If you want to awaken
all of humanity,
then awaken
all of yourself.

If you want to eliminate
the suffering in
the world, then
eliminate all that is dark
and negative in yourself.

Truly, the greatest gift
you have to
give is that of your
own self-transformation.
— Lao Tzu

Maybe a personal transformation blossom is what my sustainable impact is while here in Thailand...

Two weekends ago I nursed my soul in Sukhothai; feasted my senses on 800 year-old Buddha statues, stupas, and shrines; and drank in the spiritual air of the oldest capital of the Kingdom of Siam (1238 - 1438 BCE).

These photos speak more eloquently than my words ever could.

Click to see the full gallery.


More to come soon about my experiences at the Special Education Center this past week.

Love & light always,

Sawatdee kha!


Rural Reality Strikes a Chord

The girl was approximately 12, sitting on the earthen ground, her attire was so soiled with grime and dirt that I could hardly decipher the rosy pink color that her shirt originally possessed. Ropes wound around her wrists like shackles—-ropes that were apparently tied on each morning by her very own mother as a means of "dealing" with the problem; that is, if she was ever let out of their invasive grasp. Yet still, she looked cheerful, grinning at us between delighted noises at the wads of dirt and rocks she coveted.              

The problem, in this case, is severe autism...which I was quickly beginning to realize is particularly stigmatized in rural Thailand.  We were currently standing in an offshoot of a countryside town called Sa Moeng, something like 2 hours up a meandering mountain road from Chiang Mai city, my home for the summer. I had been warned that I might see shocking treatment of disabilities in rural towns, but this proved to be too drastic a contrast from what I had viewed a mere half hour before for me to handle.

A wrinkled Karen lady (one of the prominent mountain "hilltribes" of Thailand) slowly wrapped her lips into a  profound smile, baring her mangled mahogany teeth with no shame. She communicated her story to me without uttering a word; cavernous wrinkles carved deep ravines down her face and recounted the hardships of her lifetime alongside the utter happiness apparent in the deep crows' feet and creases that bordered her smile like winking parentheses.  She was donned in traditional attire from her wrapped head garb, to her dangling glass bead necklaces that twinkled in the sunlight, all the way to her exposed feet.  She caressed her grandson with gentle hands, the enchanting love apparent with each loving glance. This little boy had a mental learning disability, yet was treated as an equal with his brother, who sat alongside him gleefully stacking their brand new blocks in rows of straight colors--see deng (red), see kio (green) and see fa (blue), brought to him via the traveling staff with government funds.

The shackled girl jolted me back to reality--back to the reason that I'm here.
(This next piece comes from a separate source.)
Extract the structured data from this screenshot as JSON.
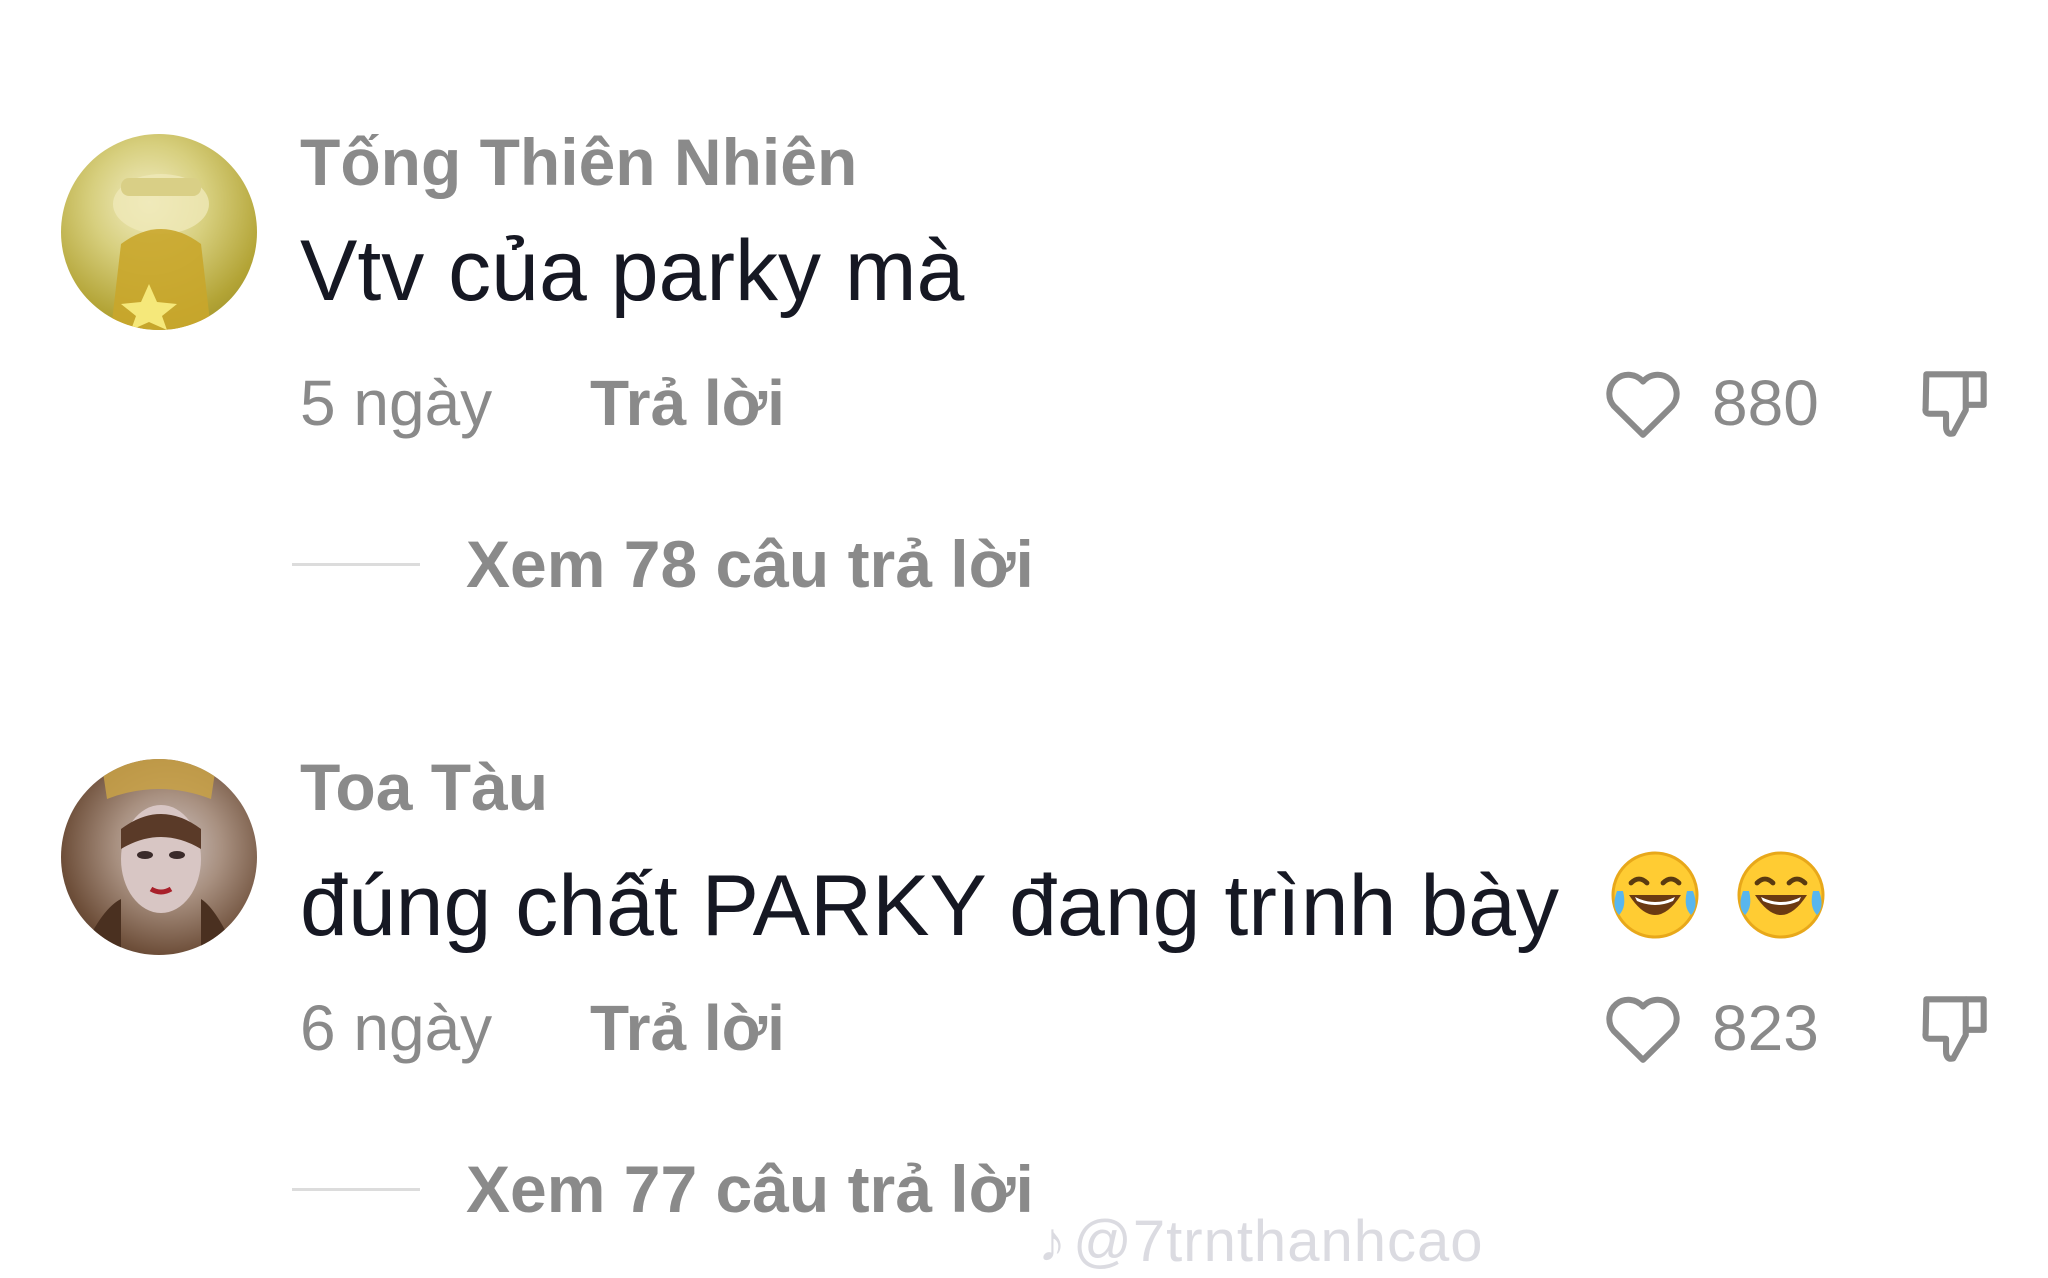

To learn through viewing the hardships of others, no matter how much pain it brought to my astonished heart. And here I was feeling like a local celebrity. Intrigued eyes gazed at me, I could feel their piercing looks from all directions, inquisitively peering out at the obvious outsider.  And yet her mother looked through her instead of at her...what a sad, sad juxtaposition.

What made it worse is my complete helplessness to "help". As someone with a very (let me emphasize that again--VERY) basic grasp of the Thai language, it is impossible for me to support these people in any way but a smile. I am here mostly to observe, to watch with wondering eyes the environments that these children live in, and to see how the occupational therapists interact with them and deduct their level of independence and skill-building ability. At first the routine of the house visits seems the same as that of the ones I had been partaking in the week before in neighborhoods and villages just outside of Chiang Mai.  But these students have no hope of transitioning into "normal" schools or even prepping to go to one of the various "special" schools that cater to one of four main issues: hearing impaired, sight impaired, learning disabilities, and  due to their far proximity from any special training for disabilities.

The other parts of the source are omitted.